Tuesday, May 19, 2015
Thursday, May 14, 2015
Though the bear and rabbit had been friends for years, the wanton destruction of the bears hand made scrapbook of Boyz II Men was his breaking point. Immediately following cleaning up the mess the bear turned the makeshift broom upside down and ate the rabbit like a Creamsicle. By which I mean, he licked the rabbit a couple of times before biting through to get to the delicious vanilla filling.
Wednesday, May 13, 2015
Tuesday, May 12, 2015
The lice were quite jealous of their cousin's, the flea's, very popular circus. The lice worked night and day to perfect their various skills. After only a few months of rehearsals they had surpassed the agility, expertise and pure entertainment value of all other circuses. The problem was no one wanted to see lice performing. The embittered Phthiraptera rushed the flea's tents in a envious rage and burned them to the ground, which also resulted in the deaths of three cats and six dogs.
Monday, May 11, 2015
Like many parents the mother snake got frustrated with nagging her snakelings to clean up after themselves. As she started picking up the shed skins she became aware that the teenage boy snakes had been using them for masturbation. This is made all the more disgusting when you consider that the mother snake doesn't have hands to pick things up with.
Friday, May 8, 2015
Thursday, May 7, 2015
Jerry the Turtle was getting ready for his date with Susan the Garter Snake. Things had progressed in their relationship and tonight was the night he planned to ask her hand in marriage. He really should have called in his best friend, Sammy the Gay Salamander for advice on what to wear, because at every anniversary celebration pictures of that night would be displayed and people would snicker at his choice of the racing stripes shell.
Wednesday, May 6, 2015
After studying fencing at Heidelberg University in Germany for many years, Udon was confident that he could take on any contender. Sadly he underestimated the chop stick skills of Hank, the privileged white man who pretended to be worldly because he could use chopsticks.

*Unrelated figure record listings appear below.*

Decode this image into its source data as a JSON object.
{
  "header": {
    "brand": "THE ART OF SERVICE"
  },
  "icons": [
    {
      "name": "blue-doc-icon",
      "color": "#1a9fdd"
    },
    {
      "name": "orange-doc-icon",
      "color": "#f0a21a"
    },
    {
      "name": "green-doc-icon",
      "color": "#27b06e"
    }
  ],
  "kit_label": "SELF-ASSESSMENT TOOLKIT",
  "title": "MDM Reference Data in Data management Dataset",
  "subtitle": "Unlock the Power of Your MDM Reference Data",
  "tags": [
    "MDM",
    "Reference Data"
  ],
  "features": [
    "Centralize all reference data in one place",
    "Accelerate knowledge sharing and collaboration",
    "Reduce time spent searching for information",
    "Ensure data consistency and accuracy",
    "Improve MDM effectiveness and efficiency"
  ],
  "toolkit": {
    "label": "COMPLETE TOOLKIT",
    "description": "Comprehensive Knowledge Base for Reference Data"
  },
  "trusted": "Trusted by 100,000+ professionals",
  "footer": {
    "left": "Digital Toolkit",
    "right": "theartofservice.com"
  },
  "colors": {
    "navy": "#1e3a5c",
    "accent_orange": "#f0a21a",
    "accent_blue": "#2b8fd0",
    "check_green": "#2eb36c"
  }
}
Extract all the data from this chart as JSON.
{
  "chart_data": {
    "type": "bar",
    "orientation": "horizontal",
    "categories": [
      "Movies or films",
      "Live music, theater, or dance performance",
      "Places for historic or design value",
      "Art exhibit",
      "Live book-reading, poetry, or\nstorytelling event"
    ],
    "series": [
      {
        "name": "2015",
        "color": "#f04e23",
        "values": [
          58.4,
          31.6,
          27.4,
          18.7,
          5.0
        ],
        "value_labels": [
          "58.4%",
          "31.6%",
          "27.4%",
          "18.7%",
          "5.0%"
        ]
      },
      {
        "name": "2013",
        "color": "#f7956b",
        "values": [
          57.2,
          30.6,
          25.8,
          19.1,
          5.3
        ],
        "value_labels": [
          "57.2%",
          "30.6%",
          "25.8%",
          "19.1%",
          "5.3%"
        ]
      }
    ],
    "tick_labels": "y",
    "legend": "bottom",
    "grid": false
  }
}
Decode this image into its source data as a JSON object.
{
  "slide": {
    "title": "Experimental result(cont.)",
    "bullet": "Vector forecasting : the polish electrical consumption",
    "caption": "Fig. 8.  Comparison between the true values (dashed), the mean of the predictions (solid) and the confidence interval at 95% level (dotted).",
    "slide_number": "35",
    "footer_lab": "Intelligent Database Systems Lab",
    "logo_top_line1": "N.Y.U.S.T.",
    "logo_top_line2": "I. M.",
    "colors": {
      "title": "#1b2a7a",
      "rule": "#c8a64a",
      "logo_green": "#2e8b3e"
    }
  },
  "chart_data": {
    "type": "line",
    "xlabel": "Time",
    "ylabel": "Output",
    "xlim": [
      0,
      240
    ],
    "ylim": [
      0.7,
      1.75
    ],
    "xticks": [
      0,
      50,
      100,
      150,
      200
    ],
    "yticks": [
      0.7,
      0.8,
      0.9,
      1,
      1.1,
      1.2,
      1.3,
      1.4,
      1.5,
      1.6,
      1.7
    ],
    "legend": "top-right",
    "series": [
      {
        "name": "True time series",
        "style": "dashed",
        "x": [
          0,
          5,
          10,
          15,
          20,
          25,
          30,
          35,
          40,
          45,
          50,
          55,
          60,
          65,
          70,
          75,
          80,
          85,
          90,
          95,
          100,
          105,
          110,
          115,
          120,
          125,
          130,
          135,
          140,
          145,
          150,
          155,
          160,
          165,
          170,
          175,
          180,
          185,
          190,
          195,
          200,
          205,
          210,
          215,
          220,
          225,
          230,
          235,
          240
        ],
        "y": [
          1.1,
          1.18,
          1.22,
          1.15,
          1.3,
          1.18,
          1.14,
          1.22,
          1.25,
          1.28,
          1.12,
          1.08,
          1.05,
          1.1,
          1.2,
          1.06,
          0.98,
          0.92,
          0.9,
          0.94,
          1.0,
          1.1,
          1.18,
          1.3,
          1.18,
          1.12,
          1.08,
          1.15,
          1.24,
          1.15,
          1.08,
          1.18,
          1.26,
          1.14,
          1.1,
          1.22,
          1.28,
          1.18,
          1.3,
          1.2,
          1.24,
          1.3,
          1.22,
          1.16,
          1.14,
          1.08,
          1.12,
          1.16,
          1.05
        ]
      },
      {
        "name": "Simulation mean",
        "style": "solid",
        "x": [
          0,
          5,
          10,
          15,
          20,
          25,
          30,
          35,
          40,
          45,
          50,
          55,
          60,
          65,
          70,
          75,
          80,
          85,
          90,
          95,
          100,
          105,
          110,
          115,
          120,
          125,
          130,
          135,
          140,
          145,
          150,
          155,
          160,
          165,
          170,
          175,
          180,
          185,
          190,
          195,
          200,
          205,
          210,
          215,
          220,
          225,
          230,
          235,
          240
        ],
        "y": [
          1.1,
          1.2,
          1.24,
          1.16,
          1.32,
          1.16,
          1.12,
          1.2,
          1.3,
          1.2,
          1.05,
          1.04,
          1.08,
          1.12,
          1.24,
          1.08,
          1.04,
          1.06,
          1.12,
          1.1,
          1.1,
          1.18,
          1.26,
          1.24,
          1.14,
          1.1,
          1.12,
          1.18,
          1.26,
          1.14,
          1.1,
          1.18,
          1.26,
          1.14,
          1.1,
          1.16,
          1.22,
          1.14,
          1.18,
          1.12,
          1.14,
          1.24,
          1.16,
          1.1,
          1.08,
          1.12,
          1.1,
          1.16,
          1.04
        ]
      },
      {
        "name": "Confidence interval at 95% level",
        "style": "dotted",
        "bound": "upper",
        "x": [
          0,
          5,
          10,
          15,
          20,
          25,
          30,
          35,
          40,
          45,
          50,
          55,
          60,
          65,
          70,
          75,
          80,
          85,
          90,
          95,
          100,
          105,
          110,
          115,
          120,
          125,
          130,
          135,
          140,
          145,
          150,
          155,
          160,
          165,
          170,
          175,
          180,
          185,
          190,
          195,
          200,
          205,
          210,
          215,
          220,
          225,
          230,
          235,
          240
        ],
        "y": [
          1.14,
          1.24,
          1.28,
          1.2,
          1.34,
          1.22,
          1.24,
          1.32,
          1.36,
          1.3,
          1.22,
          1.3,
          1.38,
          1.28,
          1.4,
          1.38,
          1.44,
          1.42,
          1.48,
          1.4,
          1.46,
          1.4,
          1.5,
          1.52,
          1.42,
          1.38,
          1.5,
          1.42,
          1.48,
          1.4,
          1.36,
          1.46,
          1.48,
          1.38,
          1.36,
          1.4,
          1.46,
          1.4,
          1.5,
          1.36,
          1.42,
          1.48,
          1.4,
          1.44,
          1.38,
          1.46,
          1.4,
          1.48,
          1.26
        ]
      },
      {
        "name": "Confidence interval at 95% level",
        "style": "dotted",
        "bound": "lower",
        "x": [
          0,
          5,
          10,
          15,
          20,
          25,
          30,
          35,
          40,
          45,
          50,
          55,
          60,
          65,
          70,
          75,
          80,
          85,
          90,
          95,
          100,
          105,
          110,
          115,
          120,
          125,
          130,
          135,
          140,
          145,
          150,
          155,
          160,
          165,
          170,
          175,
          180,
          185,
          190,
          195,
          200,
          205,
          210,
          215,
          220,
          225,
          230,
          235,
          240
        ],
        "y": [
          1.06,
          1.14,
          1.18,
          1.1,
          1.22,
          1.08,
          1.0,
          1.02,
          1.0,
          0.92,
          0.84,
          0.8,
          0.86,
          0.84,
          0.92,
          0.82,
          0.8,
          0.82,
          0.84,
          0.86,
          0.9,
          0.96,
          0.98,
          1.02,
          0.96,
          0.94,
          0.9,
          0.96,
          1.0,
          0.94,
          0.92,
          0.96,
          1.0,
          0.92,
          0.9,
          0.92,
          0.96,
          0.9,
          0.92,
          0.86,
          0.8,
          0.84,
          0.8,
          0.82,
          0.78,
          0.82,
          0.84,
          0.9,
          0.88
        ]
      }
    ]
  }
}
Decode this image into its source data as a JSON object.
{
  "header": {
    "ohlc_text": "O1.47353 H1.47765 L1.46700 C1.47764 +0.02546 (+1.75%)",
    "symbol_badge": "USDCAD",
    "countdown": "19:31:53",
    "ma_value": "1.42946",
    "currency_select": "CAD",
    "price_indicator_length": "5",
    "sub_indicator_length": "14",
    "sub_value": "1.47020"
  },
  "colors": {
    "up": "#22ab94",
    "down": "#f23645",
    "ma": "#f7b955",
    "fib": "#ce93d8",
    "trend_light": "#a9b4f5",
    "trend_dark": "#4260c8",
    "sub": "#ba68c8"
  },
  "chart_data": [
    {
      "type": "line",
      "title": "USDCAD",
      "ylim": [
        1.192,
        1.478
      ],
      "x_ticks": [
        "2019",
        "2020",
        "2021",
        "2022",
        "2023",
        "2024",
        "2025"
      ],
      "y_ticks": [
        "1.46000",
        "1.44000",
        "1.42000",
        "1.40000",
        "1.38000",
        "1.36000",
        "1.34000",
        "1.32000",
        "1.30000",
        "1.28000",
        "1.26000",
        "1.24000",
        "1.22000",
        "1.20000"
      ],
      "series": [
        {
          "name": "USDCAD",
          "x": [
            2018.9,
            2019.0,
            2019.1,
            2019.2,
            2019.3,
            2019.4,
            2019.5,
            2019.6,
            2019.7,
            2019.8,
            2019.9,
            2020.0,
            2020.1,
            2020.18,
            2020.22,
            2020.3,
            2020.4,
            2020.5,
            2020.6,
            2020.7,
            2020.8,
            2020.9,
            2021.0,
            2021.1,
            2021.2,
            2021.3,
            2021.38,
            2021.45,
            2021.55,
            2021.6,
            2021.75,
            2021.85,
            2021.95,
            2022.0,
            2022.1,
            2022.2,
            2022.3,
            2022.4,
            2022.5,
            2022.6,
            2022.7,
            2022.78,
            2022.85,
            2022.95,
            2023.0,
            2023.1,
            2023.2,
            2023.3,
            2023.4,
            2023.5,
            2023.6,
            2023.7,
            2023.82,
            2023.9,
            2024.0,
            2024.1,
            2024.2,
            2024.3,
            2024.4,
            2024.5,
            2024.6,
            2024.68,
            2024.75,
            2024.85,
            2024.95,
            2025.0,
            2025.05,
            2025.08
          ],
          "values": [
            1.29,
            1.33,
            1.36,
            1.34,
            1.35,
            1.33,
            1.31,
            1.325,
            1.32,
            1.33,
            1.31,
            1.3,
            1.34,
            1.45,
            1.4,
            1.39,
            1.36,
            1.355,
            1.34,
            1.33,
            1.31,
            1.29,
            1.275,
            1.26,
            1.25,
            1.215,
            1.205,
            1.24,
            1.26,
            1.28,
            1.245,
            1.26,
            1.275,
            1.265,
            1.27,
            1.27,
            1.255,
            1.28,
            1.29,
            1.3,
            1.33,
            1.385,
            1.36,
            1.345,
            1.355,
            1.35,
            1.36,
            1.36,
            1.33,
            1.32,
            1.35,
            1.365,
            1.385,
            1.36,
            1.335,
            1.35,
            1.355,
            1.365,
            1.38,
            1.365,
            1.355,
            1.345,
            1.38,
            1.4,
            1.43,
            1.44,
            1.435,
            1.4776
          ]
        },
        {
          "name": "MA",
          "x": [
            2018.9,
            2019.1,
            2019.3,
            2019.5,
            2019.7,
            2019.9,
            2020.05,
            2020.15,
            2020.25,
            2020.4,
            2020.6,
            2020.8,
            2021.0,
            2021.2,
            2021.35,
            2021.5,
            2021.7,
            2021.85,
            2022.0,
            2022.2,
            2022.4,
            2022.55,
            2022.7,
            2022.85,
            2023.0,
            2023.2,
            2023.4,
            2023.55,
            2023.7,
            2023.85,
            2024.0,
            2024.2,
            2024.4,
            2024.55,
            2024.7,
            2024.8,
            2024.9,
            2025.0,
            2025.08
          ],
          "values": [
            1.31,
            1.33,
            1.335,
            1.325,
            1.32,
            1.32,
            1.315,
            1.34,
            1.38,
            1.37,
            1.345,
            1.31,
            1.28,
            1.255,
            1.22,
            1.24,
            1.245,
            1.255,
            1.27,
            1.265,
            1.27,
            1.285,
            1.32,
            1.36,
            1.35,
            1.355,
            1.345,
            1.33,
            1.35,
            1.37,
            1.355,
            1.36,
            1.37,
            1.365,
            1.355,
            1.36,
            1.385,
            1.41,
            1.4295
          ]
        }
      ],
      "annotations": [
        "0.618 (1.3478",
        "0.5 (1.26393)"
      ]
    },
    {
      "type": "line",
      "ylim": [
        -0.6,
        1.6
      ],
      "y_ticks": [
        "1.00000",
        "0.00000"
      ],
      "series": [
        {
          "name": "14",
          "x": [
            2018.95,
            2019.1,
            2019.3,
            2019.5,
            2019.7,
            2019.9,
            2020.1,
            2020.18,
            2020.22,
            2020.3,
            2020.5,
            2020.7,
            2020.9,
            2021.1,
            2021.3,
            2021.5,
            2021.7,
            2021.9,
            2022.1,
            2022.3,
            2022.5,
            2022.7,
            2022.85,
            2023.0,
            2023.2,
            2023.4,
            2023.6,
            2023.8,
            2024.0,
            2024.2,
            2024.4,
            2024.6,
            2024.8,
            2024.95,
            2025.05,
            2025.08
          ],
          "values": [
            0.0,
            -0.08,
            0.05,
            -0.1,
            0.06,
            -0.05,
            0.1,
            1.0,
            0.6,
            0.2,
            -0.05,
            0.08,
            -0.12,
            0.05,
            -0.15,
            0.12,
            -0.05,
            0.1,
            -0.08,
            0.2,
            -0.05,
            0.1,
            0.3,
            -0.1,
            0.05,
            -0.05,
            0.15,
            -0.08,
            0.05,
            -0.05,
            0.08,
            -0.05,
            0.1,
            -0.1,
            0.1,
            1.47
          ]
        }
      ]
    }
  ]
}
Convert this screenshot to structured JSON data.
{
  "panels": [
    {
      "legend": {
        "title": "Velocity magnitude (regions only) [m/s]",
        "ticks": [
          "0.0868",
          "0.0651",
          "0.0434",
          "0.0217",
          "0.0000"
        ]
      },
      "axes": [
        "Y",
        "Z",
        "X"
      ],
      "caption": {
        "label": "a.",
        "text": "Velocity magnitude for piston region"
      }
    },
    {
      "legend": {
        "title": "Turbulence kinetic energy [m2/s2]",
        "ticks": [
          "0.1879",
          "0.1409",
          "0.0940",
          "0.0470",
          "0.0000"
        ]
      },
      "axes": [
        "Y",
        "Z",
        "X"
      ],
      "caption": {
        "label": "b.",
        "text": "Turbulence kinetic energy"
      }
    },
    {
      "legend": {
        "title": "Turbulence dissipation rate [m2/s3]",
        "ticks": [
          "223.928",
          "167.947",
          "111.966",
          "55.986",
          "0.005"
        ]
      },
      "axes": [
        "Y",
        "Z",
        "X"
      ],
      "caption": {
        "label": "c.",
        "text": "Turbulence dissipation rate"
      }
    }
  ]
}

Posthumously, Udon got his revenge when Hank swallowed his sabre and required a tracheostomy performed utilizing his own chopstick.
Monday, May 4, 2015
After overthrowing the government of Pillow Land, the children named themselves leaders and enslaved it's citizens as forts and hats. The Pillow Land people, had always been pacifists and staged sit-ins and peaceful protests. Each time there was a complaint, the tyrannical new leaders would react in the exact same way, by flipping them over to their cool sides and sending them on their way.
It wasn't long until Pillow Land people resorted to self-immolation. Those stuffed with polyester created a dreadful smell.